Gonzales, 70 anos, que está preso desde 1980, cumpre 15 penas de prisão perpétua por um assassinato que cometeu quando tinha 23 anos, de acordo com os registros da prisão. Em 1983, ele esfaqueou um preso até a morte na Prisão Estadual de Folsom e foi condenado por homicídio.
Sete anos depois, Gonzales, conhecido como “Cavalo Branco”, foi transferido para a Unidade de Segurança Penitenciária da Prisão de Pelican Bay, na época a instalação mais restritiva da Califórnia, onde foi mantido encarcerado por quase 25 anos. Ele está atualmente detido na Penitenciária Desert State, em Susanville.
De acordo com a acusação, o preso Gonzales controlava a 18th Street em nome da máfia mexicana dentro da prisão, emitindo regras e ordens para sua esposa e outras pessoas. Essayli disse que Gonzales não fazia parte das acusações e não comentaria possíveis acusações futuras.
Gonzalez dirigiu o tráfico de drogas, a violência e outras atividades criminosas na área da Rua 18, incluindo intermediação e mediação de disputas entre gangues, de acordo com a acusação. Os promotores disseram que ele e Escalante forneciam a gangue da 18th Street e eram parceiros no fornecimento de metanfetamina e outras drogas. Martinez supostamente construiu “casitas” no território da gangue, onde membros da 18th Street e seus associados se dedicavam ao jogo e ao tráfico de drogas.
Embora parte da atividade das drogas se estendesse a Hollywood e partes do Vale de San Fernando, a maior parte estava concentrada no Parque MacArthur.
Os líderes da cidade, a polícia e a comunidade passaram anos agonizando sobre a melhor forma de lidar com as crises interligadas do parque.

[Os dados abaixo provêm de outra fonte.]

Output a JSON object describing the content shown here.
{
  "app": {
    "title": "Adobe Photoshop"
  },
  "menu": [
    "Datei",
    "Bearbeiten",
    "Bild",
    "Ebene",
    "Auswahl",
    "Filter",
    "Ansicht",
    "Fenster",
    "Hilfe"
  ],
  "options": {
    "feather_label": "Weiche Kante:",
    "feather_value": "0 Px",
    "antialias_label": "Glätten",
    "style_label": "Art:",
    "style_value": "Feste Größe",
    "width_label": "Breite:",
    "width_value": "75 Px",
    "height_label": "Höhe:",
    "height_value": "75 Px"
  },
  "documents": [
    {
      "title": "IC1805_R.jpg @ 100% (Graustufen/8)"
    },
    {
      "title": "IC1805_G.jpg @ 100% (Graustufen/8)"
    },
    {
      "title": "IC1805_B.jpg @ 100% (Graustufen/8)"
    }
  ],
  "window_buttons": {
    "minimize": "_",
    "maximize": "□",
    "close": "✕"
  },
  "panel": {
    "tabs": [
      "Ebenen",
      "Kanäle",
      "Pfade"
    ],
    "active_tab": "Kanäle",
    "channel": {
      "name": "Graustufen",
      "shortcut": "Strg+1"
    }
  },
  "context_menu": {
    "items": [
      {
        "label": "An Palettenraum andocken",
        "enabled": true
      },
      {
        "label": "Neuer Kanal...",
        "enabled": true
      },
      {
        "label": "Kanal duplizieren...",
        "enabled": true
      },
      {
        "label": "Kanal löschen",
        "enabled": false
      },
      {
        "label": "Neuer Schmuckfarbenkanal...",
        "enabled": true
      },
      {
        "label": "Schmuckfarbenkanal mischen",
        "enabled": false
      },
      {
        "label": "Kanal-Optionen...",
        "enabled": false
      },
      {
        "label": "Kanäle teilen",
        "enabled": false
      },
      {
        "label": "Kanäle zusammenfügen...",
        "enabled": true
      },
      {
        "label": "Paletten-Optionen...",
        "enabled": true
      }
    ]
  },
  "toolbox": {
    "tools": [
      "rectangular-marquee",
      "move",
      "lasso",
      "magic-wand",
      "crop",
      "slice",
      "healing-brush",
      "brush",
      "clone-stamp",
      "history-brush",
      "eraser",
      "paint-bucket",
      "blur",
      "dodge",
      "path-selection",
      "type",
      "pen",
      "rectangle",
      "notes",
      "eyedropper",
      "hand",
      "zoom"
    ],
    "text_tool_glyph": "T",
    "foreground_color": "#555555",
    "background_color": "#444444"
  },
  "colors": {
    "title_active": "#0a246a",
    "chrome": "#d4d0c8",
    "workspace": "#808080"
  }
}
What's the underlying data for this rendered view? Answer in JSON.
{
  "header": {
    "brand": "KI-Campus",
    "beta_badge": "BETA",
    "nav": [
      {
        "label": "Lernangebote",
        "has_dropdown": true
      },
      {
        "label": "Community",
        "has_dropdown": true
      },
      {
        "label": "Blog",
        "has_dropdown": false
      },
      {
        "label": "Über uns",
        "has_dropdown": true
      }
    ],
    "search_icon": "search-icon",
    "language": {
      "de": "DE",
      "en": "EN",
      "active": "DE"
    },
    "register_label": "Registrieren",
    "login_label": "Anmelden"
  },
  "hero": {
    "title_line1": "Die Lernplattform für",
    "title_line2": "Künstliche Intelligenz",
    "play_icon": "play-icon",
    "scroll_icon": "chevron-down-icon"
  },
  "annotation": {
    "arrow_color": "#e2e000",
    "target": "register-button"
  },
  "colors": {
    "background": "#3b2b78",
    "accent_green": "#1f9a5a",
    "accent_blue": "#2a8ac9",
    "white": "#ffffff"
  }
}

A área supostamente controlada pela 18th Street é conhecida por sua energia movimentada, com vendedores lotando a Rua Alvarado o tempo todo, vendendo de tudo, desde fórmulas infantis e aço até camisetas de Lionel Messi.
A violência dos gangues, tal como outros crimes violentos, diminuiu na epidemia em toda a cidade e é muito menor do que durante a guerra no final dos anos 80 e início dos anos 90. No entanto, a área tem sido palco de vários tiroteios, incluindo um no ano passado, em que seis pessoas ficaram feridas em frente a um restaurante de fast food japonês.
A comunidade de imigrantes do bairro também luta há meses contra os contínuos ataques de imigração, como parte de uma repressão nacional por parte da administração Trump.
Embora a polícia realize reides antidrogas ocasionais, a área continua sendo um dos maiores mercados de drogas ao ar livre da cidade. A polícia diz que membros da 18th Street também são conhecidos por extorquir vendedores licenciados e não licenciados no local. Um policial de Rampart escreveu em um mandado de busca que “em muitos casos, eles trabalham com traficantes para vender drogas e frustrar os esforços de aplicação da lei”.
Mesmo com os conflitos de gangues continuando a surgir, a polícia e os negociadores de gangues dizem que a 18th Street tem um acordo duvidoso com rivais tradicionais como MS-13, os Crazy Riders e os Wanderers, com quem compartilham território de tráfico de drogas no parque.
Falando aos repórteres na quinta-feira, Essayli referiu-se à área como “tráfico de drogas ao ar livre, tráfico de drogas, violência”, enquanto imagens de supostos usuários de drogas apareciam na televisão próxima.
“Essas acusações são um grande passo na limpeza do parque”, disse ele.
De acordo com a acusação, Gonzalez, Carillo, Beltran e De Los Angeles estavam envolvidos no controle de membros ou outras pessoas que se acreditava estarem interferindo em atividades criminosas. Entre os crimes mais graves está o assassinato de um traficante identificado na acusação apenas na primeira palavra, os promotores de MZ disseram que por volta de julho de 2022, Gonzalez ordenou o assassinato de MZ por não pagar impostos à força na atividade de tráfico de drogas no território controlado pela Rua 18.
Essayli disse, por orientação de Gonzalez, que Carillo e Beltran atiraram na cabeça da mulher.
O redator da equipe do Times, Matthew Ormseth, contribuiu para este relatório.